„Impfen Pro & Contra:
Das Handbuch für die individuelle Impfentscheidung“ von Dr. Martin Hirte
Eine Analyse
Zweiter Teil – “Geschichte des Impfens”
Zur Geschichte des Impfens nennt Hirte ausschließlich eine Quelle, das Buch „Impfen. Geschäft mit der Angst“ von Gerhard Buchwald. Buchwald kann mit seinen Ansichten als Außenseiter angesehen werden. Er vertritt die These, nicht Impfungen, sondern vor allem bessere Lebensbedingungen hätten zum Rückgang von Infektionserkrankungen geführt (1). Diese Ansicht vertritt auch Hirte. Buchwald versucht, dieses Argument mit einer Grafik zu illustrieren, die den Rückgang der tödlichen Verläufe einer Masernerkrankung vor Einführung der Impfung zeigt. Die Fälle von Maserninfektionen, die ein viel besserer Indikator für den Erfolg von Impfungen sind, hat er nicht dargestellt.

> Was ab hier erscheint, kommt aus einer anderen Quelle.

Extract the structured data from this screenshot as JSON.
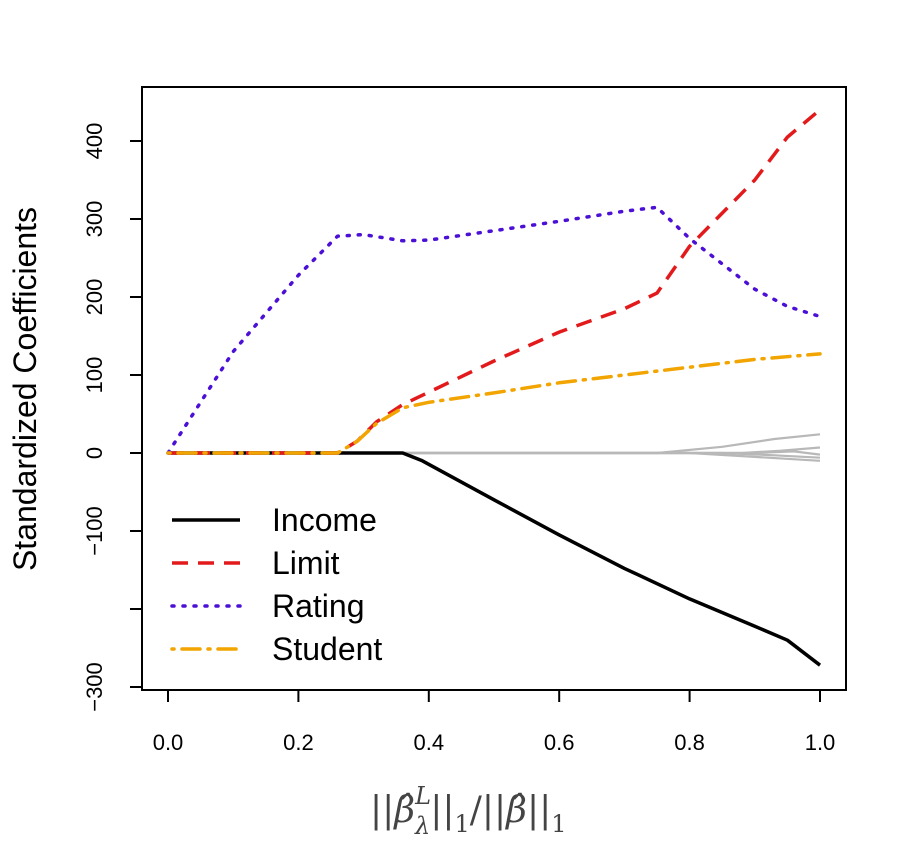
{
  "chart_data": {
    "type": "line",
    "title": "",
    "xlabel": "||β̂_λ^L||₁/||β̂||₁",
    "xlabel_parts": {
      "bar1": "||",
      "beta1": "β̂",
      "sup": "L",
      "sub1": "λ",
      "bar2": "||",
      "one1": "1",
      "slash": "/||",
      "beta2": "β̂",
      "bar3": "||",
      "one2": "1"
    },
    "ylabel": "Standardized Coefficients",
    "xlim": [
      0.0,
      1.0
    ],
    "ylim": [
      -300,
      400
    ],
    "x_ticks": [
      "0.0",
      "0.2",
      "0.4",
      "0.6",
      "0.8",
      "1.0"
    ],
    "x_tick_values": [
      0.0,
      0.2,
      0.4,
      0.6,
      0.8,
      1.0
    ],
    "y_ticks": [
      "−300",
      "",
      "−100",
      "0",
      "100",
      "200",
      "300",
      "400"
    ],
    "y_tick_values": [
      -300,
      -200,
      -100,
      0,
      100,
      200,
      300,
      400
    ],
    "grid": false,
    "legend_position": "bottom-left",
    "series": [
      {
        "name": "Income",
        "color": "#000000",
        "style": "solid",
        "points": [
          [
            0.0,
            0
          ],
          [
            0.36,
            0
          ],
          [
            0.39,
            -10
          ],
          [
            0.5,
            -60
          ],
          [
            0.6,
            -105
          ],
          [
            0.7,
            -148
          ],
          [
            0.8,
            -187
          ],
          [
            0.9,
            -222
          ],
          [
            0.95,
            -240
          ],
          [
            1.0,
            -272
          ]
        ]
      },
      {
        "name": "Limit",
        "color": "#e31a1c",
        "style": "dashed",
        "points": [
          [
            0.0,
            0
          ],
          [
            0.26,
            0
          ],
          [
            0.29,
            15
          ],
          [
            0.32,
            40
          ],
          [
            0.36,
            62
          ],
          [
            0.4,
            78
          ],
          [
            0.5,
            118
          ],
          [
            0.6,
            155
          ],
          [
            0.7,
            185
          ],
          [
            0.75,
            205
          ],
          [
            0.8,
            265
          ],
          [
            0.9,
            350
          ],
          [
            0.95,
            405
          ],
          [
            1.0,
            440
          ]
        ]
      },
      {
        "name": "Rating",
        "color": "#4b0fd6",
        "style": "dotted",
        "points": [
          [
            0.0,
            0
          ],
          [
            0.05,
            65
          ],
          [
            0.1,
            130
          ],
          [
            0.2,
            228
          ],
          [
            0.26,
            278
          ],
          [
            0.3,
            280
          ],
          [
            0.36,
            272
          ],
          [
            0.4,
            273
          ],
          [
            0.5,
            285
          ],
          [
            0.6,
            297
          ],
          [
            0.7,
            310
          ],
          [
            0.75,
            315
          ],
          [
            0.8,
            275
          ],
          [
            0.9,
            210
          ],
          [
            0.95,
            188
          ],
          [
            1.0,
            175
          ]
        ]
      },
      {
        "name": "Student",
        "color": "#f2a400",
        "style": "dashdot",
        "points": [
          [
            0.0,
            0
          ],
          [
            0.26,
            0
          ],
          [
            0.29,
            15
          ],
          [
            0.32,
            38
          ],
          [
            0.36,
            58
          ],
          [
            0.4,
            65
          ],
          [
            0.5,
            77
          ],
          [
            0.6,
            90
          ],
          [
            0.7,
            100
          ],
          [
            0.8,
            110
          ],
          [
            0.9,
            120
          ],
          [
            1.0,
            127
          ]
        ]
      },
      {
        "color": "#b8b8b8",
        "style": "solid",
        "points": [
          [
            0.0,
            0
          ],
          [
            0.75,
            0
          ],
          [
            0.85,
            8
          ],
          [
            0.93,
            18
          ],
          [
            1.0,
            24
          ]
        ]
      },
      {
        "color": "#b8b8b8",
        "style": "solid",
        "points": [
          [
            0.0,
            0
          ],
          [
            0.88,
            0
          ],
          [
            0.94,
            3
          ],
          [
            1.0,
            7
          ]
        ]
      },
      {
        "color": "#b8b8b8",
        "style": "solid",
        "points": [
          [
            0.0,
            0
          ],
          [
            0.85,
            0
          ],
          [
            0.93,
            -3
          ],
          [
            1.0,
            -6
          ]
        ]
      },
      {
        "color": "#b8b8b8",
        "style": "solid",
        "points": [
          [
            0.0,
            0
          ],
          [
            0.8,
            0
          ],
          [
            0.9,
            -5
          ],
          [
            1.0,
            -10
          ]
        ]
      },
      {
        "color": "#b8b8b8",
        "style": "solid",
        "points": [
          [
            0.0,
            0
          ],
          [
            0.9,
            0
          ],
          [
            0.96,
            2
          ],
          [
            1.0,
            -2
          ]
        ]
      }
    ]
  }
}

So verzerrt Buchwald die Daten in der Art, dass sie sein Narrativ unterstützen. Durch eine allgemein bessere medizinische Versorgung konnte die Anzahl der akuten Todesfälle im Rahmen von Masernerkrankungen bereits vor Einführung der Impfung gesenkt werden.
In der Darstellung der Geschichte des Impfens betont Hirte immer wieder die Nebenwirkungen von Impfungen sowie die geringe Effektivität der Maßnahme, gerade zu Beginn der Impfungen Ende des 18. Jahrhunderts in Europa und den USA. Die Millionen von Menschenleben, die seit Einführung der Impfungen gerettet wurden, werden weniger betont. Natürlich galten Ende des 18. Jahrhunderts andere wissenschaftliche und leider auch ethische Standards als heute. Dies jedoch gegen die Impfungen von heute ins Feld zu führen, ist unredlich und wenig konsequent, denn in Wissenschaft und Medizin gibt es viele dunkle Episoden, von deren Aufarbeitung wir heute noch profitieren. Ein häufig angeführtes Argument gegen die Wirksamkeit von Impfungen nutzt auch Hirte:
„Bei aller Euphorie über die erreichten Ergebnisse wird unterschlagen, dass die Gefährlichkeit der meisten Erkrankungen, ablesbar an den Todesfall- Statistiken, zumindest in den wohlhabenden Ländern schon vor Beginn der großen Impfprogramme deutlich rückläufig war. Hierzu trug vor allem der verbesserte Lebensstandard bei: bessere Wohnverhältnisse, bessere Ernährung, sauberes Trinkwasser und zunehmendes Hygienebewusstsein.“ (Seite 14)
Dazu nennt er keine Quelle und beruft sich vermutlich auf Buchwald. Buchwalds Aussagen gelten als unbelegt und fragwürdig. Außerdem ist es möglich, dass im Falle der Poliomyelitis eine Zunahme an Hygiene erst dafür gesorgt hat, dass die Erkrankung zum Problem wurde. Durch die Einführung von Wasserspülung und Kanalisation kamen Menschen nicht mehr bereits als Kinder mit dem Poliovirus in Kontakt, zu einem Zeitpunkt, in dem noch ein sogenannter “Nestschutz” durch die Mutter bestand. Dieser frühe Kontakt führte zu Immunität. Erst durch die verbesserte Hygiene wurde der Kontakt mit Polioviren vermieden und die Viren konnten eine Poliomyelitis auslösen. Weil viele Kinder ungeschützt waren, kam es gerade in den Sommermonaten zu schweren Epidemien. Eine Lösung dieses Dilemmas wäre letztlich ein Rückbau der Kanalisation…
Hirte schreibt, die Todesfälle seien bereits vor der Einführung von Impfungen rückläufig gewesen. Er macht jedoch keine Angaben, wie viele tote Kinder im Jahr aus seiner Sicht tolerierbar wären, wenn man auf Impfungen verzichtet. 100? 1.000? Das klingt zynisch, ist aber das, was aus Hirtes Aussagen folgt, nimmt man sie ernst. Interessant ist auch, dass er bei Infektionserkrankungen den Tod als einzigen Maßstab nimmt, bei Impfungen jedoch auch vorübergehende Symptome (z. B. schrilles Schreien) hervorhebt. In der Todesstatistik werden bleibende Schäden und langwierige Verläufe durch Infektionserkrankungen nicht erwähnt.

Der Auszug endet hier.